3) We should try to train and build up a team of their own people to do the work of administration and development. Some technical personnel from outside will, no doubt, be needed, especially in the beginning. But we should avoid introducing too many outsiders into tribal territory.
4) We should not over-administer these areas or overwhelm them with a multiplicity of schemes. We should rather work through, and not in rivalry to, their own social and cultural institutions.
5) We should judge results, not by statistics or the amount of money spent, but by the quality of human character that is evolved.’
The Prime Minister has noted and elaborated these points on a number of occasions, and has spoken on the caution needed in developing the tribal areas. Pointing out the disastrous effect of the ‘so-called European civilisation’ on tribal peoples in other parts of the world, ‘putting to an end their arts and crafts and their simple ways of living,’ he has declared that ‘now to some extent, there is danger of the so-called Indian civilisation having this disastrous effect, if we do not check and apply it in the proper way.’ We may well succeed in uprooting them from their way of life with its standards and discipline, and give them nothing in its place. We may make them feel ashamed of themselves and their own people and thus they may become thoroughly frustrated and unhappy. They have not got the resilience of human beings accustomed to the shocks of the modern world and so they tend to succumb to them.’ We must, therefore, be very careful to see that ‘in our well-meant efforts to improve them, we do not do them grievous injury.’ ‘It is just possible that, in our enthusiasm for doing good, we may overshoot the mark and do evil instead. It has often happened in other areas of the world that such contact has been disastrous to the primitive culture and gradually the primitive people thus affected die out.’
‘I am alarmed,’ he said again, ‘when I see – not only in this country, but in other great countries too – how anxious people are to shape others according to their own image or likeness, and to impose on them their particular way of living.’
It is rather pathetic to see a fine old scholar like Dr.

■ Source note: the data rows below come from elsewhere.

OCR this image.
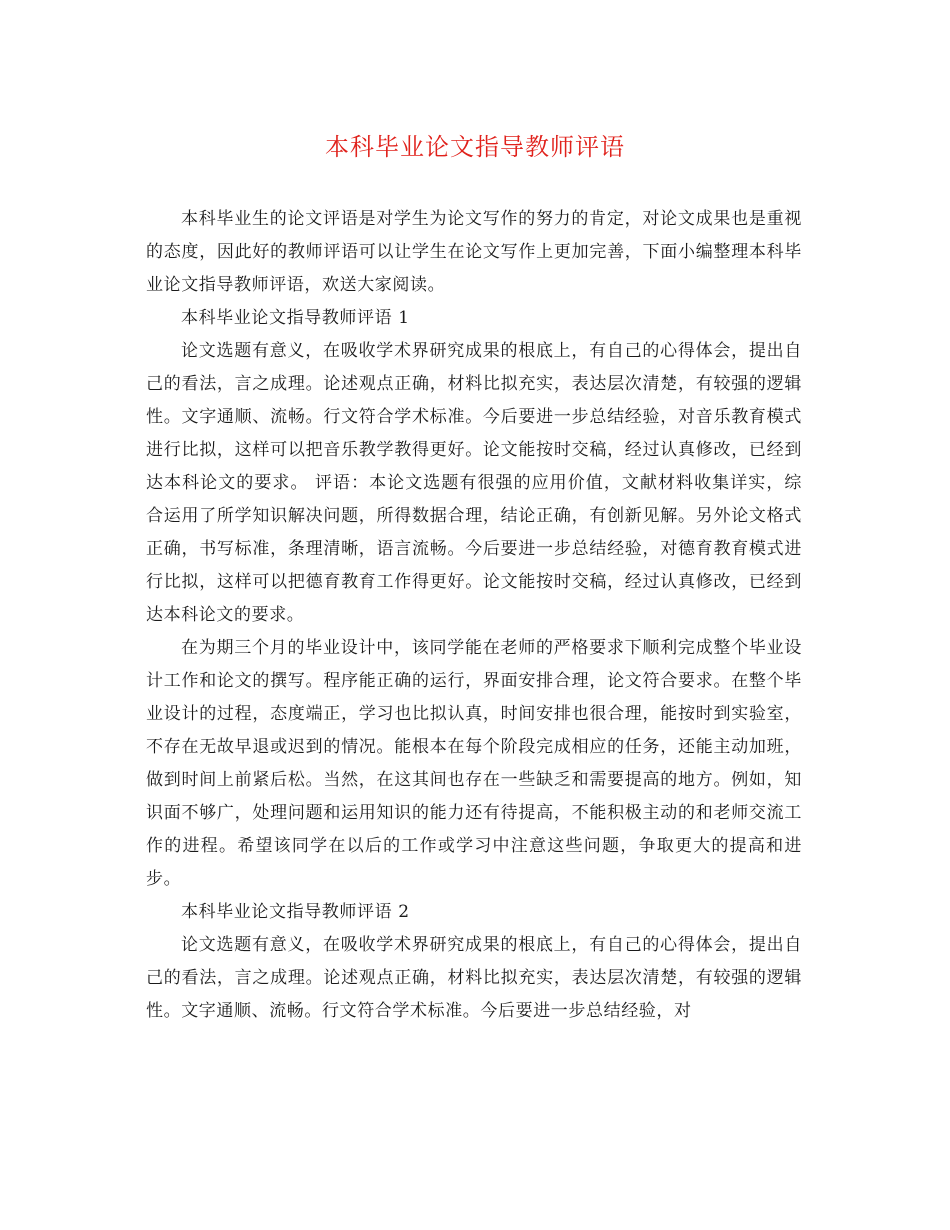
本科毕业论文指导教师评语

本科毕业生的论文评语是对学生为论文写作的努力的肯定，对论文成果也是重视的态度，因此好的教师评语可以让学生在论文写作上更加完善，下面小编整理本科毕业论文指导教师评语，欢送大家阅读。

本科毕业论文指导教师评语 1

论文选题有意义，在吸收学术界研究成果的根底上，有自己的心得体会，提出自己的看法，言之成理。论述观点正确，材料比拟充实，表达层次清楚，有较强的逻辑性。文字通顺、流畅。行文符合学术标准。今后要进一步总结经验，对音乐教育模式进行比拟，这样可以把音乐教学教得更好。论文能按时交稿，经过认真修改，已经到达本科论文的要求。 评语：本论文选题有很强的应用价值，文献材料收集详实，综合运用了所学知识解决问题，所得数据合理，结论正确，有创新见解。另外论文格式正确，书写标准，条理清晰，语言流畅。今后要进一步总结经验，对德育教育模式进行比拟，这样可以把德育教育工作得更好。论文能按时交稿，经过认真修改，已经到达本科论文的要求。

在为期三个月的毕业设计中，该同学能在老师的严格要求下顺利完成整个毕业设计工作和论文的撰写。程序能正确的运行，界面安排合理，论文符合要求。在整个毕业设计的过程，态度端正，学习也比拟认真，时间安排也很合理，能按时到实验室，不存在无故早退或迟到的情况。能根本在每个阶段完成相应的任务，还能主动加班，做到时间上前紧后松。当然，在这其间也存在一些缺乏和需要提高的地方。例如，知识面不够广，处理问题和运用知识的能力还有待提高，不能积极主动的和老师交流工作的进程。希望该同学在以后的工作或学习中注意这些问题，争取更大的提高和进步。

本科毕业论文指导教师评语 2

论文选题有意义，在吸收学术界研究成果的根底上，有自己的心得体会，提出自己的看法，言之成理。论述观点正确，材料比拟充实，表达层次清楚，有较强的逻辑性。文字通顺、流畅。行文符合学术标准。今后要进一步总结经验，对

Ghurye so laboriously beating a dead horse and acting as if he were a lone crusader for his policy of integration. Everybody believes in integration, nobody believes in isolation. Let us therefore, as intelligent citizens of this year 1960, not waste our time any longer on quarrelling about policies which we have long abandoned or perhaps never even held (certainly not in the form in which they are represented), and get on with the job of ensuring that the tribal people have the same opportunities and the same freedoms that we enjoy ourselves.
* Reproduced from ‘Tribal India’, Seminar 14, October 1960.